Den schoß er durch den Burghof zurück kräftiglich 2125
Ueber ihre Häupter. Das Volk Etzels wich
Erschreckt von dem Wurfe weiter von dem Haus.
Vor seinen Kräften hatten alle Leute Schreck und Graus,
Da stand vor dem Hause Etzel mit manchem Mann. 2126
Volker und Hagen huben zu reden an
Mit dem Heunenkönig nach ihrem Uebermuth.
Das schuf bald große Sorge diesen Helden kühn und gut.

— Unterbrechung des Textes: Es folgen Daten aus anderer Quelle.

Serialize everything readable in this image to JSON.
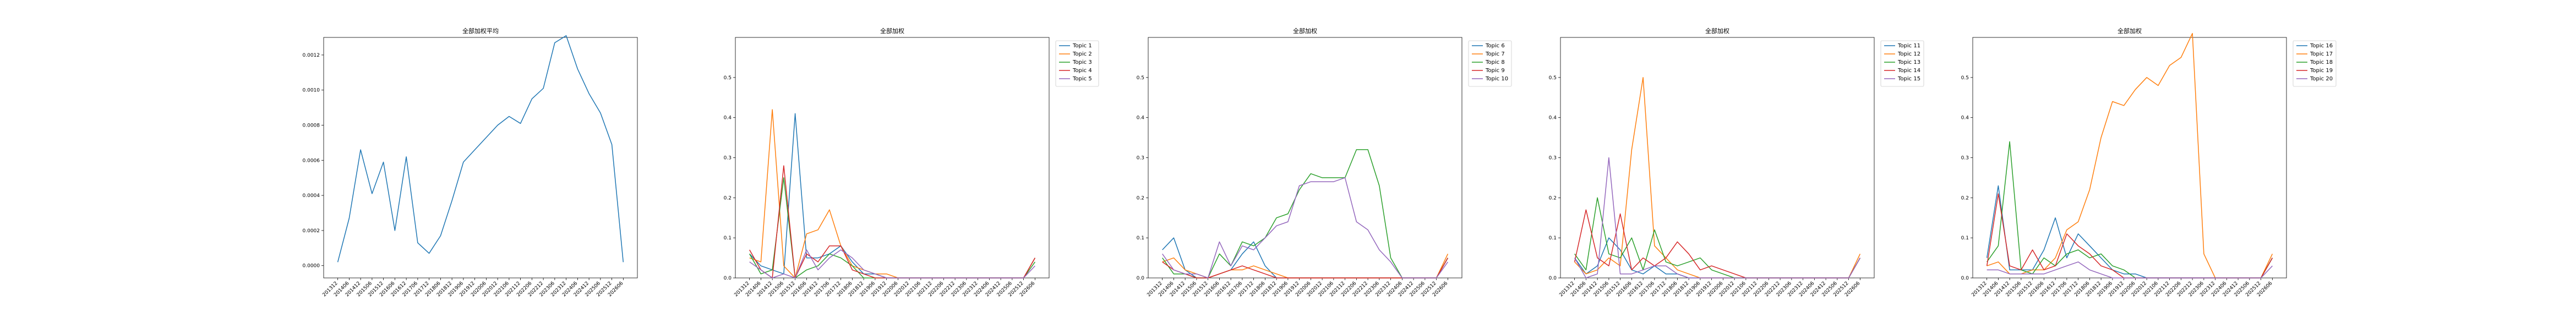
{
  "colors": [
    "#1f77b4",
    "#ff7f0e",
    "#2ca02c",
    "#d62728",
    "#9467bd"
  ],
  "chart_data": [
    {
      "type": "line",
      "title": "全部加权平均",
      "categories": [
        "201312",
        "201406",
        "201412",
        "201506",
        "201512",
        "201606",
        "201612",
        "201706",
        "201712",
        "201806",
        "201812",
        "201906",
        "201912",
        "202006",
        "202012",
        "202106",
        "202112",
        "202206",
        "202212",
        "202306",
        "202312",
        "202406",
        "202412",
        "202506",
        "202512",
        "202606"
      ],
      "ylim": [
        -7e-05,
        0.0013
      ],
      "yticks": [
        0.0,
        0.0002,
        0.0004,
        0.0006,
        0.0008,
        0.001,
        0.0012
      ],
      "ytick_labels": [
        "0.0000",
        "0.0002",
        "0.0004",
        "0.0006",
        "0.0008",
        "0.0010",
        "0.0012"
      ],
      "series": [
        {
          "name": "",
          "values": [
            2e-05,
            0.00027,
            0.00066,
            0.00041,
            0.00059,
            0.0002,
            0.00062,
            0.00013,
            7e-05,
            0.00017,
            0.00037,
            0.00059,
            0.00066,
            0.00073,
            0.0008,
            0.00085,
            0.00081,
            0.00095,
            0.00101,
            0.00127,
            0.00131,
            0.00112,
            0.00098,
            0.00087,
            0.00069,
            2e-05
          ]
        }
      ]
    },
    {
      "type": "line",
      "title": "全部加权",
      "categories": [
        "201312",
        "201406",
        "201412",
        "201506",
        "201512",
        "201606",
        "201612",
        "201706",
        "201712",
        "201806",
        "201812",
        "201906",
        "201912",
        "202006",
        "202012",
        "202106",
        "202112",
        "202206",
        "202212",
        "202306",
        "202312",
        "202406",
        "202412",
        "202506",
        "202512",
        "202606"
      ],
      "ylim": [
        0.0,
        0.6
      ],
      "yticks": [
        0.0,
        0.1,
        0.2,
        0.3,
        0.4,
        0.5
      ],
      "ytick_labels": [
        "0.0",
        "0.1",
        "0.2",
        "0.3",
        "0.4",
        "0.5"
      ],
      "legend": "top-right",
      "series": [
        {
          "name": "Topic 1",
          "values": [
            0.06,
            0.03,
            0.02,
            0.01,
            0.41,
            0.05,
            0.05,
            0.06,
            0.08,
            0.04,
            0.01,
            0.01,
            0.0,
            0.0,
            0.0,
            0.0,
            0.0,
            0.0,
            0.0,
            0.0,
            0.0,
            0.0,
            0.0,
            0.0,
            0.0,
            0.05
          ]
        },
        {
          "name": "Topic 2",
          "values": [
            0.05,
            0.04,
            0.42,
            0.03,
            0.0,
            0.11,
            0.12,
            0.17,
            0.08,
            0.03,
            0.02,
            0.01,
            0.01,
            0.0,
            0.0,
            0.0,
            0.0,
            0.0,
            0.0,
            0.0,
            0.0,
            0.0,
            0.0,
            0.0,
            0.0,
            0.05
          ]
        },
        {
          "name": "Topic 3",
          "values": [
            0.06,
            0.01,
            0.02,
            0.25,
            0.0,
            0.02,
            0.03,
            0.06,
            0.05,
            0.03,
            0.0,
            0.0,
            0.0,
            0.0,
            0.0,
            0.0,
            0.0,
            0.0,
            0.0,
            0.0,
            0.0,
            0.0,
            0.0,
            0.0,
            0.0,
            0.04
          ]
        },
        {
          "name": "Topic 4",
          "values": [
            0.07,
            0.02,
            0.0,
            0.28,
            0.0,
            0.06,
            0.04,
            0.08,
            0.08,
            0.02,
            0.01,
            0.0,
            0.0,
            0.0,
            0.0,
            0.0,
            0.0,
            0.0,
            0.0,
            0.0,
            0.0,
            0.0,
            0.0,
            0.0,
            0.0,
            0.05
          ]
        },
        {
          "name": "Topic 5",
          "values": [
            0.04,
            0.02,
            0.0,
            0.01,
            0.0,
            0.07,
            0.02,
            0.05,
            0.07,
            0.05,
            0.02,
            0.01,
            0.0,
            0.0,
            0.0,
            0.0,
            0.0,
            0.0,
            0.0,
            0.0,
            0.0,
            0.0,
            0.0,
            0.0,
            0.0,
            0.03
          ]
        }
      ]
    },
    {
      "type": "line",
      "title": "全部加权",
      "categories": [
        "201312",
        "201406",
        "201412",
        "201506",
        "201512",
        "201606",
        "201612",
        "201706",
        "201712",
        "201806",
        "201812",
        "201906",
        "201912",
        "202006",
        "202012",
        "202106",
        "202112",
        "202206",
        "202212",
        "202306",
        "202312",
        "202406",
        "202412",
        "202506",
        "202512",
        "202606"
      ],
      "ylim": [
        0.0,
        0.6
      ],
      "yticks": [
        0.0,
        0.1,
        0.2,
        0.3,
        0.4,
        0.5
      ],
      "ytick_labels": [
        "0.0",
        "0.1",
        "0.2",
        "0.3",
        "0.4",
        "0.5"
      ],
      "legend": "top-right",
      "series": [
        {
          "name": "Topic 6",
          "values": [
            0.07,
            0.1,
            0.02,
            0.0,
            0.0,
            0.01,
            0.02,
            0.06,
            0.09,
            0.03,
            0.0,
            0.0,
            0.0,
            0.0,
            0.0,
            0.0,
            0.0,
            0.0,
            0.0,
            0.0,
            0.0,
            0.0,
            0.0,
            0.0,
            0.0,
            0.05
          ]
        },
        {
          "name": "Topic 7",
          "values": [
            0.04,
            0.05,
            0.02,
            0.01,
            0.0,
            0.01,
            0.02,
            0.02,
            0.03,
            0.02,
            0.01,
            0.0,
            0.0,
            0.0,
            0.0,
            0.0,
            0.0,
            0.0,
            0.0,
            0.0,
            0.0,
            0.0,
            0.0,
            0.0,
            0.0,
            0.06
          ]
        },
        {
          "name": "Topic 8",
          "values": [
            0.05,
            0.01,
            0.01,
            0.0,
            0.0,
            0.06,
            0.03,
            0.09,
            0.08,
            0.1,
            0.15,
            0.16,
            0.22,
            0.26,
            0.25,
            0.25,
            0.25,
            0.32,
            0.32,
            0.23,
            0.05,
            0.0,
            0.0,
            0.0,
            0.0,
            0.05
          ]
        },
        {
          "name": "Topic 9",
          "values": [
            0.04,
            0.02,
            0.01,
            0.0,
            0.0,
            0.01,
            0.02,
            0.03,
            0.02,
            0.01,
            0.0,
            0.0,
            0.0,
            0.0,
            0.0,
            0.0,
            0.0,
            0.0,
            0.0,
            0.0,
            0.0,
            0.0,
            0.0,
            0.0,
            0.0,
            0.05
          ]
        },
        {
          "name": "Topic 10",
          "values": [
            0.06,
            0.02,
            0.01,
            0.01,
            0.0,
            0.09,
            0.03,
            0.08,
            0.07,
            0.1,
            0.13,
            0.14,
            0.23,
            0.24,
            0.24,
            0.24,
            0.25,
            0.14,
            0.12,
            0.07,
            0.04,
            0.0,
            0.0,
            0.0,
            0.0,
            0.04
          ]
        }
      ]
    },
    {
      "type": "line",
      "title": "全部加权",
      "categories": [
        "201312",
        "201406",
        "201412",
        "201506",
        "201512",
        "201606",
        "201612",
        "201706",
        "201712",
        "201806",
        "201812",
        "201906",
        "201912",
        "202006",
        "202012",
        "202106",
        "202112",
        "202206",
        "202212",
        "202306",
        "202312",
        "202406",
        "202412",
        "202506",
        "202512",
        "202606"
      ],
      "ylim": [
        0.0,
        0.6
      ],
      "yticks": [
        0.0,
        0.1,
        0.2,
        0.3,
        0.4,
        0.5
      ],
      "ytick_labels": [
        "0.0",
        "0.1",
        "0.2",
        "0.3",
        "0.4",
        "0.5"
      ],
      "legend": "top-right",
      "series": [
        {
          "name": "Topic 11",
          "values": [
            0.05,
            0.01,
            0.03,
            0.1,
            0.07,
            0.02,
            0.01,
            0.03,
            0.01,
            0.01,
            0.0,
            0.0,
            0.0,
            0.0,
            0.0,
            0.0,
            0.0,
            0.0,
            0.0,
            0.0,
            0.0,
            0.0,
            0.0,
            0.0,
            0.0,
            0.05
          ]
        },
        {
          "name": "Topic 12",
          "values": [
            0.04,
            0.01,
            0.02,
            0.05,
            0.03,
            0.32,
            0.5,
            0.08,
            0.05,
            0.02,
            0.01,
            0.0,
            0.0,
            0.0,
            0.0,
            0.0,
            0.0,
            0.0,
            0.0,
            0.0,
            0.0,
            0.0,
            0.0,
            0.0,
            0.0,
            0.06
          ]
        },
        {
          "name": "Topic 13",
          "values": [
            0.06,
            0.02,
            0.2,
            0.06,
            0.05,
            0.1,
            0.02,
            0.12,
            0.04,
            0.03,
            0.04,
            0.05,
            0.02,
            0.01,
            0.0,
            0.0,
            0.0,
            0.0,
            0.0,
            0.0,
            0.0,
            0.0,
            0.0,
            0.0,
            0.0,
            0.05
          ]
        },
        {
          "name": "Topic 14",
          "values": [
            0.04,
            0.17,
            0.05,
            0.03,
            0.16,
            0.02,
            0.05,
            0.03,
            0.05,
            0.09,
            0.06,
            0.02,
            0.03,
            0.02,
            0.01,
            0.0,
            0.0,
            0.0,
            0.0,
            0.0,
            0.0,
            0.0,
            0.0,
            0.0,
            0.0,
            0.05
          ]
        },
        {
          "name": "Topic 15",
          "values": [
            0.05,
            0.0,
            0.01,
            0.3,
            0.01,
            0.01,
            0.02,
            0.03,
            0.03,
            0.01,
            0.0,
            0.0,
            0.0,
            0.0,
            0.0,
            0.0,
            0.0,
            0.0,
            0.0,
            0.0,
            0.0,
            0.0,
            0.0,
            0.0,
            0.0,
            0.05
          ]
        }
      ]
    },
    {
      "type": "line",
      "title": "全部加权",
      "categories": [
        "201312",
        "201406",
        "201412",
        "201506",
        "201512",
        "201606",
        "201612",
        "201706",
        "201712",
        "201806",
        "201812",
        "201906",
        "201912",
        "202006",
        "202012",
        "202106",
        "202112",
        "202206",
        "202212",
        "202306",
        "202312",
        "202406",
        "202412",
        "202506",
        "202512",
        "202606"
      ],
      "ylim": [
        0.0,
        0.6
      ],
      "yticks": [
        0.0,
        0.1,
        0.2,
        0.3,
        0.4,
        0.5
      ],
      "ytick_labels": [
        "0.0",
        "0.1",
        "0.2",
        "0.3",
        "0.4",
        "0.5"
      ],
      "legend": "top-right",
      "series": [
        {
          "name": "Topic 16",
          "values": [
            0.05,
            0.23,
            0.02,
            0.02,
            0.02,
            0.07,
            0.15,
            0.05,
            0.11,
            0.08,
            0.05,
            0.02,
            0.01,
            0.01,
            0.0,
            0.0,
            0.0,
            0.0,
            0.0,
            0.0,
            0.0,
            0.0,
            0.0,
            0.0,
            0.0,
            0.05
          ]
        },
        {
          "name": "Topic 17",
          "values": [
            0.03,
            0.04,
            0.01,
            0.01,
            0.02,
            0.02,
            0.05,
            0.12,
            0.14,
            0.22,
            0.35,
            0.44,
            0.43,
            0.47,
            0.5,
            0.48,
            0.53,
            0.55,
            0.61,
            0.06,
            0.0,
            0.0,
            0.0,
            0.0,
            0.0,
            0.06
          ]
        },
        {
          "name": "Topic 18",
          "values": [
            0.04,
            0.08,
            0.34,
            0.02,
            0.01,
            0.05,
            0.03,
            0.06,
            0.07,
            0.05,
            0.06,
            0.03,
            0.02,
            0.0,
            0.0,
            0.0,
            0.0,
            0.0,
            0.0,
            0.0,
            0.0,
            0.0,
            0.0,
            0.0,
            0.0,
            0.05
          ]
        },
        {
          "name": "Topic 19",
          "values": [
            0.03,
            0.21,
            0.03,
            0.02,
            0.07,
            0.02,
            0.03,
            0.11,
            0.08,
            0.06,
            0.03,
            0.02,
            0.0,
            0.0,
            0.0,
            0.0,
            0.0,
            0.0,
            0.0,
            0.0,
            0.0,
            0.0,
            0.0,
            0.0,
            0.0,
            0.05
          ]
        },
        {
          "name": "Topic 20",
          "values": [
            0.02,
            0.02,
            0.01,
            0.01,
            0.01,
            0.01,
            0.02,
            0.03,
            0.04,
            0.02,
            0.01,
            0.0,
            0.0,
            0.0,
            0.0,
            0.0,
            0.0,
            0.0,
            0.0,
            0.0,
            0.0,
            0.0,
            0.0,
            0.0,
            0.0,
            0.03
          ]
        }
      ]
    }
  ]
}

"Wohl wär es," sprach da Hagen, "des Volkes Trost im Leid, 2127
Wenn die Herren föchten allen voran im Streit,
Wie von meinen Herren hier Jeglicher thut:
Die hauen durch die Helme, daß von den Schwertern fließt das Blut."
So kühn war König Etzel, er faßte seinen Schild. 2128
"Nun hütet eures Lebens," sprach da Kriemhild,
"Und bietet Gold den Recken auf dem Schildesrand,
Denn erreicht euch Hagen, ihr habt den Tod an der Hand."
So kühn war der König, er ließ nicht vom Streit, 2129
Wozu so mächtge Fürsten nun selten sind bereit.
Man must ihn bei den Riemen des Schildes ziehn hindann.
Hagen der grimme ihn mehr zu höhnen begann:
"Eine nahe Sippe war es," sprach Hagen gleich zur Hand, 2130
"Die Etzeln zusammen und Siegfried verband:
Er minnte Kriemhilden, eh sie gesehen dich:
Feiger König Etzel, warum räthst du wider mich?"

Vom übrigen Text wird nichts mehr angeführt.